MSRP on the brass side gates is set at $1,077. In addition to the initial calibers of .30-30, .38-55, and .35 Rem, Henry has also added .45-70 and .410 shotgun.
Hands down one of the best-looking synthetic hunting rifles of 2019 is the Savage High Country. Built on the company’s proven, decades-old 110 bolt-actions, each High Country comes loaded with features hunters crave — a spiral fluted bolt and barrel, metalwork coated with durable PVD, threaded barrel and dropbox magazine. The High Country has everything “Accu” including the adjustable AccuTrigger, internal chassis AccuStock and fully customizable AccuFit system on the True Timber Strata camo stock allowing for both LOP and comb height adjustment.
With 11 calibers on the docket, including 6.5 in Creedmoor and PRC as well as .280 Ackley Improved, this rifle is as appealing as it is accurate. MSRP on the High Country was initially set at $1,129.
If the new .350 Legend caliber announcement wasn’t enough, Winchester also debuted a new semi-automatic rimfire rifle for 2019 and it’s an intriguing one. The Wildcat name is a re-birth of the branding from decades ago, but what makes this young Wildcat appealing is the innovative design. The entire lower receiver drops free from the stock and barrel system with the simple push of a button at the rear of the receiver – no tools required.
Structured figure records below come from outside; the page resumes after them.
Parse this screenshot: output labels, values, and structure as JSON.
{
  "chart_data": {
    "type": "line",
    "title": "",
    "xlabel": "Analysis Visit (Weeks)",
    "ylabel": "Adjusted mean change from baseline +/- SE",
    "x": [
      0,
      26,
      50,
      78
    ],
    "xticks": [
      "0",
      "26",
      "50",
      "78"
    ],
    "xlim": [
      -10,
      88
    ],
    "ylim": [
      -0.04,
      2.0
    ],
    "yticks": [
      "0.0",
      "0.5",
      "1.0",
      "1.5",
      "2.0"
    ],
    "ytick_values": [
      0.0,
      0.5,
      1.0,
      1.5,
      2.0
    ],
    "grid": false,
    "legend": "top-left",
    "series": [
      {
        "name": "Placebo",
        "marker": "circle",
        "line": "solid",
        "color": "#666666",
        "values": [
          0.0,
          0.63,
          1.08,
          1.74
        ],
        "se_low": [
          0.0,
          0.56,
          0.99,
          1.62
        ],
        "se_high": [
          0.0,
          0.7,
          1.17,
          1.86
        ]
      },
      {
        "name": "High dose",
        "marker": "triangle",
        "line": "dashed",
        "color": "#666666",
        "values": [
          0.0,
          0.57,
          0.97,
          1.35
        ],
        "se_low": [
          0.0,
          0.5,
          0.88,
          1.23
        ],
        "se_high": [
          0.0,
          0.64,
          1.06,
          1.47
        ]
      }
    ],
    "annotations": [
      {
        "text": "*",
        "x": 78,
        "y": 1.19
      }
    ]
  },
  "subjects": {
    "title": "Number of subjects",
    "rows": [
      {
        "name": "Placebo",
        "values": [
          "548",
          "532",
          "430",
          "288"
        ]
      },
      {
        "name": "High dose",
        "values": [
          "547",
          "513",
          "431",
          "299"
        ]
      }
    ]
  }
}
The 10-round rotary magazines are reminiscent of Ruger 10/22 mags, and in fact, are interchangeable. While the other rifles on this list ring dollar signs with innovation, the Wildcat comes with a mild $249 price tag.
Ultra-lightweight rifles with carbon fiber barrels are all the rage in 2019. Nosler launched their brand right to the top with one of the year’s best for mountain hunters – the M48 Mountain Carbon. The bolt-action M48 Mountain Carbon uses the material on not only the carbon fiber wrapped barrel but also as the major material composition for the stock, for an overall weight of only 6-pounds even.
Naturally, the Mountain Carbon is available in all the hottest Nosler chamberings: 26, 28, 30 and 33, as well as the new for 2020 27 Nosler. In addition to Nosler chamberings, the M48 Mountain Carbon also runs .300 Win, Mag, 6mm and 6.5 Creedmoor. The well-balanced lightweight includes a sub-MOA guarantee, a Timney trigger and 5/8×24 threaded muzzle with an MSRP set at $3,140.
Sturm, Ruger, & Co began making factory-production, customizable, precision-style rifles available and affordable for the masses more than four years ago. In 2019, however, they amped up the game by chambering the hard-hitting, long-action calibers of .300 Win Mag, .300 PRC and .338 Lapua Mag in what is called the Precision Magnum. Where the originals had 24-inch barrels, the Magnums wear 26-inch barrels. Likewise, weight increases from 10-pounds to 15.2-pounds along with heavier barrels.
The adjustable MSR stock remains the same, but now there’s a 30 MOA rail, and a hulky muzzle brake with a tunable compensator. MSRP also steps up from $1,599 to $2,099.
With its unique one-piece barrel and receiver engineering marvel, the all-steel Monobloc immediately sets itself onto the shortlist of 2019’s top rifles. This is the only rifle on the market with the barrel and receiver made from a single block of solid steel. The ergonomic synthetic stock goes luxury, with replaceable leather inlays. Also, the Monobloc uses one of the slickest steel dropbox magazines we’ve ever operated.
A hand-cocking safety is intriguing, while the set trigger shines breaking at 2.5-pounds, while the set trigger lets go at a wildly crisp 8-ounces. The attention to detail on the Monobloc will be hard to beat at any price, though MSRP is set at $5,250.